Recentemente, revisitei uma das obras que considero mais perturbadoras do diretor Ingmar Bergman, “A Hora do Lobo” de 1968. Além de me lançar em uma instabilidade emocional que já estava vivendo — o que foi bom, pois me fez refletir sobre meu momento atual em vários aspectos da minha vida —, o filme também me fez lembrar de duas obras: “O Farol” (2020), de Robert Eggers, e “Nome Próprio” (2007), do brasileiro Murilo Salles. Pois cada uma, a seu tempo, é repleta de elementos simbólicos que representam o desmoronamento psicológico dos personagens e as fragilidades da mente humana através da sexualidade, e de como isso é potencializado pelo isolamento. 


O simbolismo nessas três obras já começa pelo título. A "hora do lobo" é um conceito que aparece em várias culturas e é amplamente conhecido por sua associação com momentos de inquietação e vulnerabilidade durante a noite, mais especificamente das 3 horas da madrugada ao surgimento da aurora, às 5 horas da manhã. Nessa obra sueca, da qual Bergman assina o roteiro e a direção, ele coloca o personagem para descrever “A Hora do Lobo” como o momento em que a maioria das pessoas morre, as crianças nascem e os pesadelos são mais intensos. Curiosamente, eu nasci às 3:30 da madrugada, mas isso não vem ao caso. Sobre “O Farol”, título da obra de Eggers, o próprio nome e a ideia do local onde se desenrola a trama já nos remetem a inúmeros significados, entre eles o da luz que revela os segredos sombrios. Já “Nome Próprio” nos remete à busca por identidade e autodescoberta, drama central vivido pela personagem, que tenta produzir uma obra genuína e, ao mesmo tempo, entender e aceitar suas próprias imperfeições.

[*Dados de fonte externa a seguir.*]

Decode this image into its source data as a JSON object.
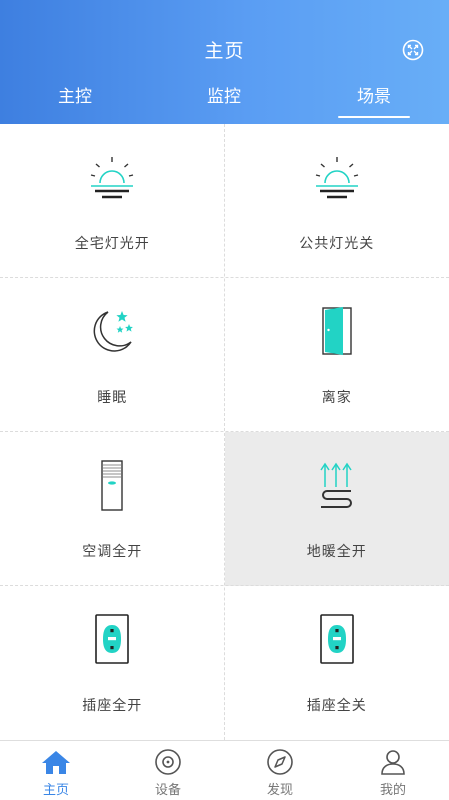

Tanto em “A Hora do Lobo” quanto em “O Farol”, o principal elemento catalisador da crise existencial, bem como das tensões sexuais, é representado pelo local ficcional onde as obras se passam: uma ilha. Em “Nome Próprio”, esse isolamento é representado pelas mudanças constantes de apartamento e pelo vazio dos cômodos percorridos pela personagem. Bergman se serve da fotografia em preto e branco, do surrealismo e da narração fragmentada para nos levar para dentro da mente do pintor Johan Borg (Max Von Sydow), que está em processo de adoecimento psicológico. Após 52 anos, podemos ver alguns desses mesmos elementos de construção de narrativa fílmica, serem utilizados para nos conduzir ao processo de degeneração psíquica de Ephraim (Robert Pattinson) em sua descida à loucura em “O Farol”.


Na década de seu lançamento, “A Hora do Lobo” não recebeu o prestígio que hoje ostenta. Dividiu a opinião da crítica e foi considerado um filme demasiadamente denso e difícil de ser compreendido pelo público. O fato é que questões como a sexualidade na década de 60 e a própria loucura constituíam assuntos tabus, difíceis de serem abordados. Bergman foi um dos pioneiros em tratar dessas questões da forma como o fez, colocando as tensões sexuais e questões não resolvidas relacionadas a elas como ponto de fragilidade que conduz à insanidade. Conflitos de diversas naturezas, para além da predisposição genética, podem levar a crises, como problemas financeiros, amorosos, etc. Mas Bergman trouxe, ainda que de forma velada, questões psicológicas engatilhadas pela não aceitação da própria homoafetividade de seu personagem para serem projetadas em dimensões gigantes nas salas de cinema mundo afora.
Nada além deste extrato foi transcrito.